THE STATE DEPARTMENT DINOSAUR IN A CENOZOIC AGE OF GLOBALIZATION

Collounsbury called my attention to this article by The Washington Post on how the State Department has institutionalized incentives that mitigate against Foreign Service Officers developing real in-country Arabist expertise ( if any FSO’s become experts that is in spite of, not because of, official procedures). An excerpt, first the short version of the problem at State:

” This is barrier number three: Foreign Service officers see few incentives to advance to high levels of Arabic language competence. There is no financial or career reward for qualifying at the higher levels. Moreover, to the extent that the time involved in language study detracts from diplomatic job responsibilities, the commitment to achieve near-fluency could even be a career-stopper.”

Now the lengthy excerpt that reveals the bureaucratic mind at its finest:

“To understand why requires a safari into the bureaucratic undergrowth, so grab your machete. The Foreign Service classifies language ability into five levels, with “1” being the lowest (able to handle only the very simplest social situations) and “5” the highest (a level rarely assigned to anyone but a native speaker).

From a public diplomacy standpoint, the key distinction is between a “3” and a “4.” We have a fairly good supply of 3’s in Arabic, almost 200 as of August 2004 (the latest State Department data available). A level 3 can handle one-on-one situations, or something like a ministry meeting in a subject area they know well. But a level 3 speaker would flounder in a complex situation. If you put a 3 in a public meeting where many excited people are speaking on top of one another, for example, or in a coffee shop conversation with college students arguing about religion and the state, he or she would be lost. Double the difficulty if the diplomat has been trained only in Modern Standard Arabic, a formal dialect very different from the colloquial dialects that people actually speak (see sidebar). But these are precisely the kinds of situations that our Middle East diplomats must be equipped to handle.

Speaking, moreover, is generally harder than listening. No responsible person would ask a 3 to speak before an unfriendly crowd at the local university (or at the embassy gates), much less put a 3 in front of a television camera and expect a clear, engaging and cogent discussion of U.S. Middle East policy in Arabic. For that you need a 4, and preferably a 4+ or a 5. So how many of these 4 and 5 level speakers do we have in Arabic? As of August 2004 — 27. At the highest levels (4+ and 5), we have a grand total of eight individuals worldwide.

This little band cannot possibly cover our need to understand and be understood across 21 embassies and consulates in a region with a population approaching 300 million people, and one, moreover, with very different dialects from east to west. Given that some of our Arabic speakers are inevitably on rotation in Washington or even assigned outside the region, our 27 most fluent Arabic-speaking diplomats equate to barely one per post.

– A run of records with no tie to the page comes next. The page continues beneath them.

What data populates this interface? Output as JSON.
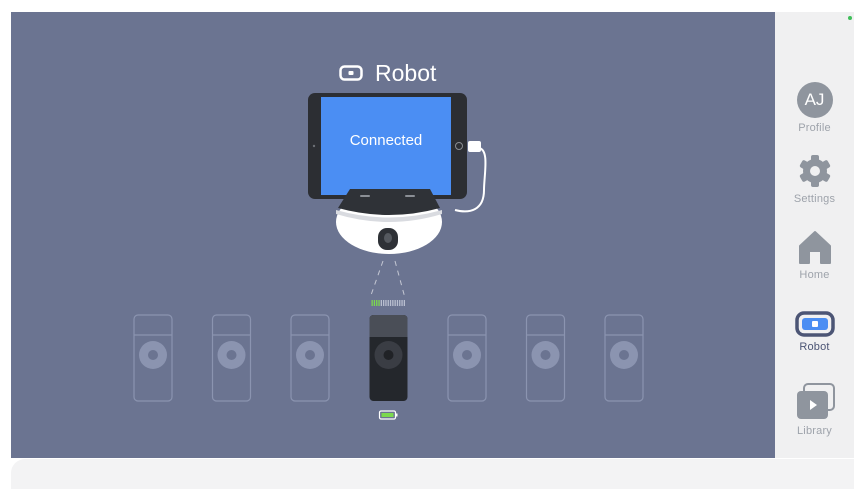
{
  "header": {
    "title": "Robot",
    "title_icon": "robot-icon"
  },
  "device": {
    "screen_status": "Connected",
    "tablet_icon": "tablet-icon",
    "robot_icon": "robot-base-icon"
  },
  "sensors": {
    "count": 7,
    "active_index": 3,
    "signal_bars_total": 15,
    "signal_bars_lit": 4,
    "battery_icon": "battery-icon",
    "battery_color": "#7cd94e"
  },
  "sidebar": {
    "items": [
      {
        "id": "profile",
        "label": "Profile",
        "avatar_initials": "AJ",
        "icon": "avatar-icon",
        "active": false
      },
      {
        "id": "settings",
        "label": "Settings",
        "icon": "gear-icon",
        "active": false
      },
      {
        "id": "home",
        "label": "Home",
        "icon": "home-icon",
        "active": false
      },
      {
        "id": "robot",
        "label": "Robot",
        "icon": "robot-icon",
        "active": true
      },
      {
        "id": "library",
        "label": "Library",
        "icon": "play-library-icon",
        "active": false
      }
    ]
  },
  "colors": {
    "stage_background": "#6b7491",
    "accent": "#4c5575",
    "screen_blue": "#4b8ef3",
    "status_dot": "#3fbf5a"
  }
}
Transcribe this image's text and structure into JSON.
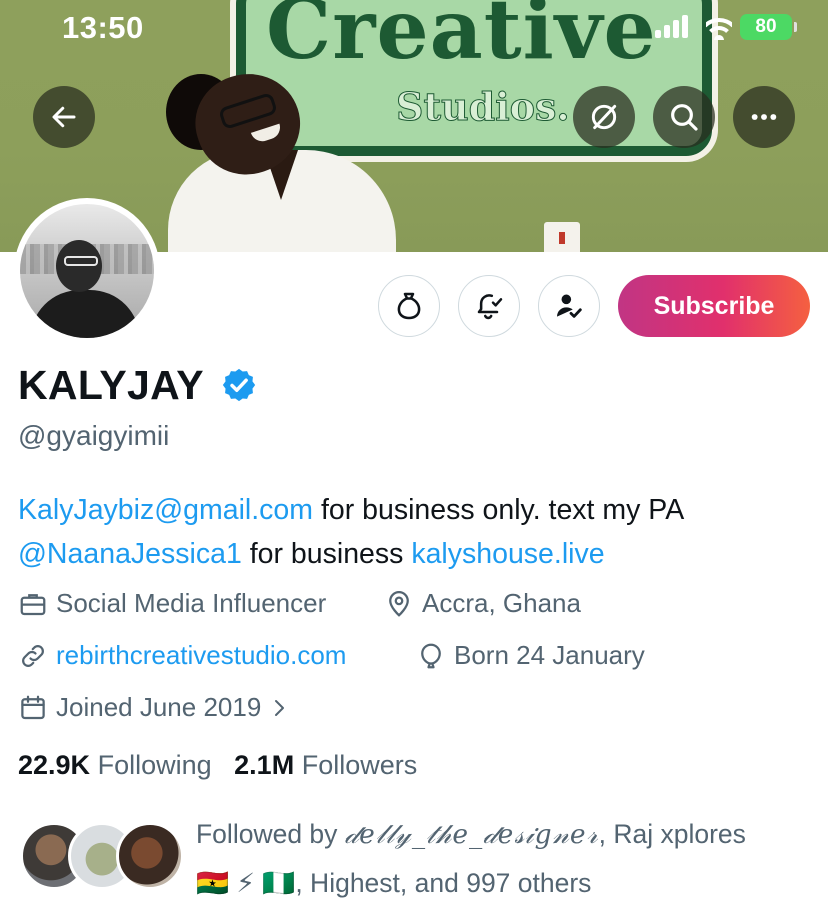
{
  "status_bar": {
    "time": "13:50",
    "battery": "80"
  },
  "banner": {
    "sign_title": "Creative",
    "sign_subtitle": "Studios."
  },
  "top_bar": {
    "back_icon": "arrow-left-icon",
    "grok_icon": "grok-icon",
    "search_icon": "search-icon",
    "more_icon": "more-icon"
  },
  "actions": {
    "tip_icon": "money-bag-icon",
    "notify_icon": "bell-plus-icon",
    "follow_icon": "following-user-icon",
    "subscribe_label": "Subscribe"
  },
  "profile": {
    "display_name": "KALYJAY",
    "handle": "@gyaigyimii",
    "bio": {
      "email": "KalyJaybiz@gmail.com",
      "text_1": " for business only. text my PA ",
      "mention": "@NaanaJessica1",
      "text_2": " for business ",
      "site": "kalyshouse.live"
    },
    "category": "Social Media Influencer",
    "location": "Accra, Ghana",
    "website": "rebirthcreativestudio.com",
    "birthday": "Born 24 January",
    "joined": "Joined June 2019"
  },
  "stats": {
    "following_count": "22.9K",
    "following_label": "Following",
    "followers_count": "2.1M",
    "followers_label": "Followers"
  },
  "followed_by": {
    "prefix": "Followed by ",
    "user_1": "𝒹𝑒𝓁𝓁𝓎_𝓉𝒽𝑒_𝒹𝑒𝓈𝒾𝑔𝓃𝑒𝓇",
    "sep": ", ",
    "user_2": "Raj xplores",
    "user_3": "🇬🇭 ⚡ 🇳🇬",
    "suffix": ", Highest, and 997 others"
  },
  "colors": {
    "accent": "#1d9bf0",
    "text": "#0f1419",
    "muted": "#536471",
    "verified": "#1d9bf0",
    "subscribe_gradient_start": "#c13584",
    "subscribe_gradient_end": "#f56040"
  }
}
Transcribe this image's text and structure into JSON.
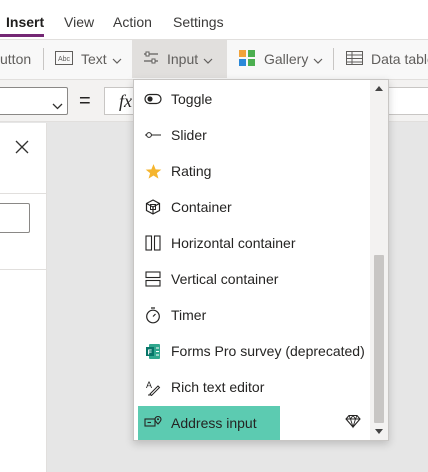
{
  "menubar": {
    "tabs": [
      {
        "label": "Insert",
        "active": true
      },
      {
        "label": "View"
      },
      {
        "label": "Action"
      },
      {
        "label": "Settings"
      }
    ]
  },
  "ribbon": {
    "button_label": "utton",
    "text_label": "Text",
    "input_label": "Input",
    "gallery_label": "Gallery",
    "datatable_label": "Data table"
  },
  "formulabar": {
    "equals": "=",
    "fx": "fx"
  },
  "dropdown": {
    "items": [
      {
        "label": "Toggle",
        "icon": "toggle-icon"
      },
      {
        "label": "Slider",
        "icon": "slider-icon"
      },
      {
        "label": "Rating",
        "icon": "star-icon"
      },
      {
        "label": "Container",
        "icon": "container-icon"
      },
      {
        "label": "Horizontal container",
        "icon": "horizontal-container-icon"
      },
      {
        "label": "Vertical container",
        "icon": "vertical-container-icon"
      },
      {
        "label": "Timer",
        "icon": "timer-icon"
      },
      {
        "label": "Forms Pro survey (deprecated)",
        "icon": "forms-pro-icon"
      },
      {
        "label": "Rich text editor",
        "icon": "rich-text-icon"
      },
      {
        "label": "Address input",
        "icon": "address-input-icon",
        "selected": true,
        "premium": true
      }
    ]
  },
  "colors": {
    "accent": "#742774",
    "selected_item": "#5ccbb1",
    "gallery_icon": [
      "#f2a33a",
      "#4caf50",
      "#2b88d8"
    ],
    "star": "#f5b52e",
    "forms_green": "#077568"
  }
}
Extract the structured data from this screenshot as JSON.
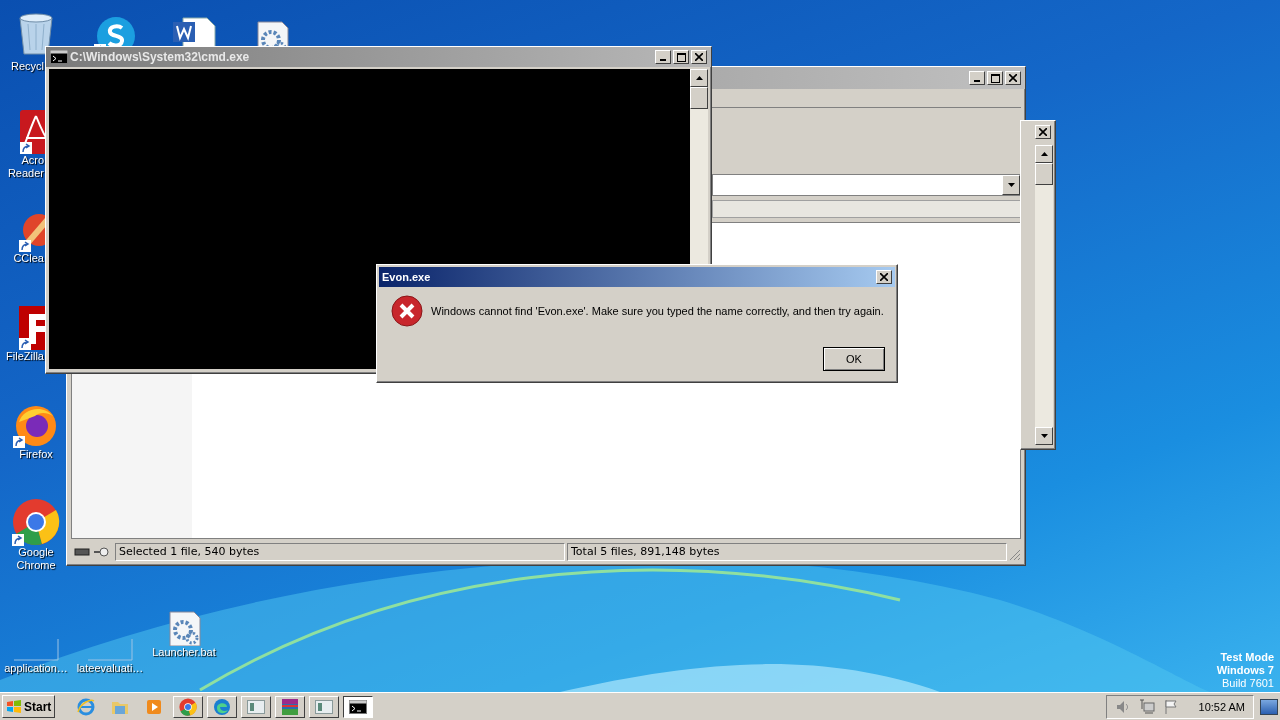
{
  "desktop_icons": [
    {
      "kind": "recycle-bin",
      "shortcut": false,
      "lines": [
        "Recycl"
      ]
    },
    {
      "kind": "skype",
      "shortcut": true
    },
    {
      "kind": "word-doc",
      "shortcut": false
    },
    {
      "kind": "settings-doc",
      "shortcut": false
    },
    {
      "kind": "acrobat",
      "shortcut": true,
      "lines": [
        "Acro",
        "Reader"
      ]
    },
    {
      "kind": "ccleaner",
      "shortcut": true,
      "lines": [
        "CClea"
      ]
    },
    {
      "kind": "filezilla",
      "shortcut": true,
      "lines": [
        "FileZilla"
      ]
    },
    {
      "kind": "firefox",
      "shortcut": true,
      "lines": [
        "Firefox"
      ]
    },
    {
      "kind": "chrome",
      "shortcut": true,
      "lines": [
        "Google",
        "Chrome"
      ]
    },
    {
      "kind": "blank",
      "shortcut": false,
      "lines": [
        "application…"
      ]
    },
    {
      "kind": "blank",
      "shortcut": false,
      "lines": [
        "lateevaluati…"
      ]
    },
    {
      "kind": "bat-file",
      "shortcut": false,
      "lines": [
        "Launcher.bat"
      ]
    }
  ],
  "explorer_window": {
    "status_left": "Selected 1 file, 540 bytes",
    "status_right": "Total 5 files, 891,148 bytes"
  },
  "cmd_window": {
    "title": "C:\\Windows\\System32\\cmd.exe"
  },
  "dialog": {
    "title": "Evon.exe",
    "message": "Windows cannot find 'Evon.exe'. Make sure you typed the name correctly, and then try again.",
    "button": "OK"
  },
  "watermark": [
    "Test Mode",
    "Windows 7",
    "Build 7601"
  ],
  "taskbar": {
    "start": "Start",
    "quick_launch": [
      {
        "kind": "ie"
      },
      {
        "kind": "folder"
      },
      {
        "kind": "media"
      }
    ],
    "buttons": [
      {
        "kind": "chrome",
        "selected": false
      },
      {
        "kind": "edge",
        "selected": false
      },
      {
        "kind": "window",
        "selected": false
      },
      {
        "kind": "winrar",
        "selected": false
      },
      {
        "kind": "window",
        "selected": false
      },
      {
        "kind": "cmd",
        "selected": true
      }
    ],
    "tray": [
      {
        "kind": "speaker"
      },
      {
        "kind": "network"
      },
      {
        "kind": "flag"
      }
    ],
    "clock": "10:52 AM"
  }
}
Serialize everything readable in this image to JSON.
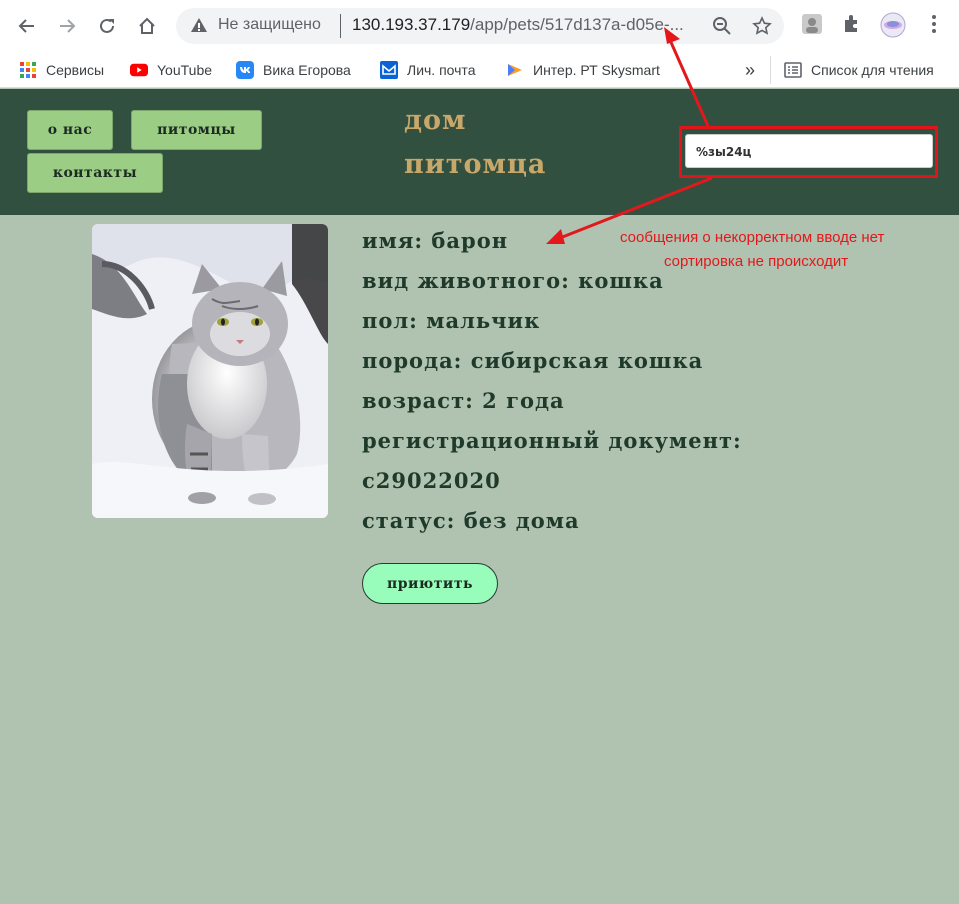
{
  "browser": {
    "insecure_label": "Не защищено",
    "url_host": "130.193.37.179",
    "url_path": "/app/pets/517d137a-d05e-..."
  },
  "bookmarks": [
    {
      "label": "Сервисы",
      "icon": "apps-grid-icon"
    },
    {
      "label": "YouTube",
      "icon": "youtube-icon"
    },
    {
      "label": "Вика Егорова",
      "icon": "vk-icon"
    },
    {
      "label": "Лич. почта",
      "icon": "mail-icon"
    },
    {
      "label": "Интер. РТ Skysmart",
      "icon": "skysmart-icon"
    }
  ],
  "bookmarks_more": "»",
  "reading_list_label": "Список для чтения",
  "site": {
    "menu": [
      {
        "label": "о нас"
      },
      {
        "label": "питомцы"
      },
      {
        "label": "контакты"
      }
    ],
    "logo_line1": "дом",
    "logo_line2": "питомца",
    "search_value": "%зы24ц"
  },
  "pet": {
    "name_line": "имя: Барон",
    "species_line": "вид животного: кошка",
    "gender_line": "пол: мальчик",
    "breed_line": "порода: сибирская кошка",
    "age_line": "возраст: 2 года",
    "doc_line": "регистрационный документ:",
    "doc_value": "С29022020",
    "status_line": "статус: без дома",
    "adopt_label": "приютить"
  },
  "annotations": {
    "note_line1": "сообщения о некорректном вводе нет",
    "note_line2": "сортировка не происходит"
  },
  "colors": {
    "header_bg": "#31503f",
    "page_bg": "#b0c2b0",
    "menu_btn": "#9bcd85",
    "logo": "#c8a76a",
    "adopt_btn": "#98fcbb",
    "annotation": "#e3181c"
  }
}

…So how about option No. 2, turning more 3’s into 4’s? The State Department has a world-famous language training program, the Foreign Service Institute (FSI), staffed by highly trained professionals. Anyone who has reached a 3 in Arabic can get to a 4 with determined study. Even a 2 has a good base to build on.

Unfortunately, current policies for language training make it all but impossible to turn 3’s into 4’s. Upgrading our roster of Arabic speakers would require getting around three obstacles.

First, traditional language training, based on sending officers to full-time language study for extended periods, is expensive. Since Arabic is a difficult language, the FSI figures it takes two years of full-time training to get a committed learner from a simple greeting of ” Salaam aleikum” to level 3.

The State Department has made a significant commitment to expanding language training, nonetheless. Enrollments in Arabic and other challenging regional languages such as Farsi and Uzbek increased more than 80 percent from 2003 to 2004, from 228 officers to 415. Training averaged only a couple of months per person, though — pretty basic stuff delivered in a hurry for most of the participants, in other words.

But there’s a second stopper. FSI is not really sure how much training it would take to get from a 3 to a 4 in any case, because FSI stops training at 3.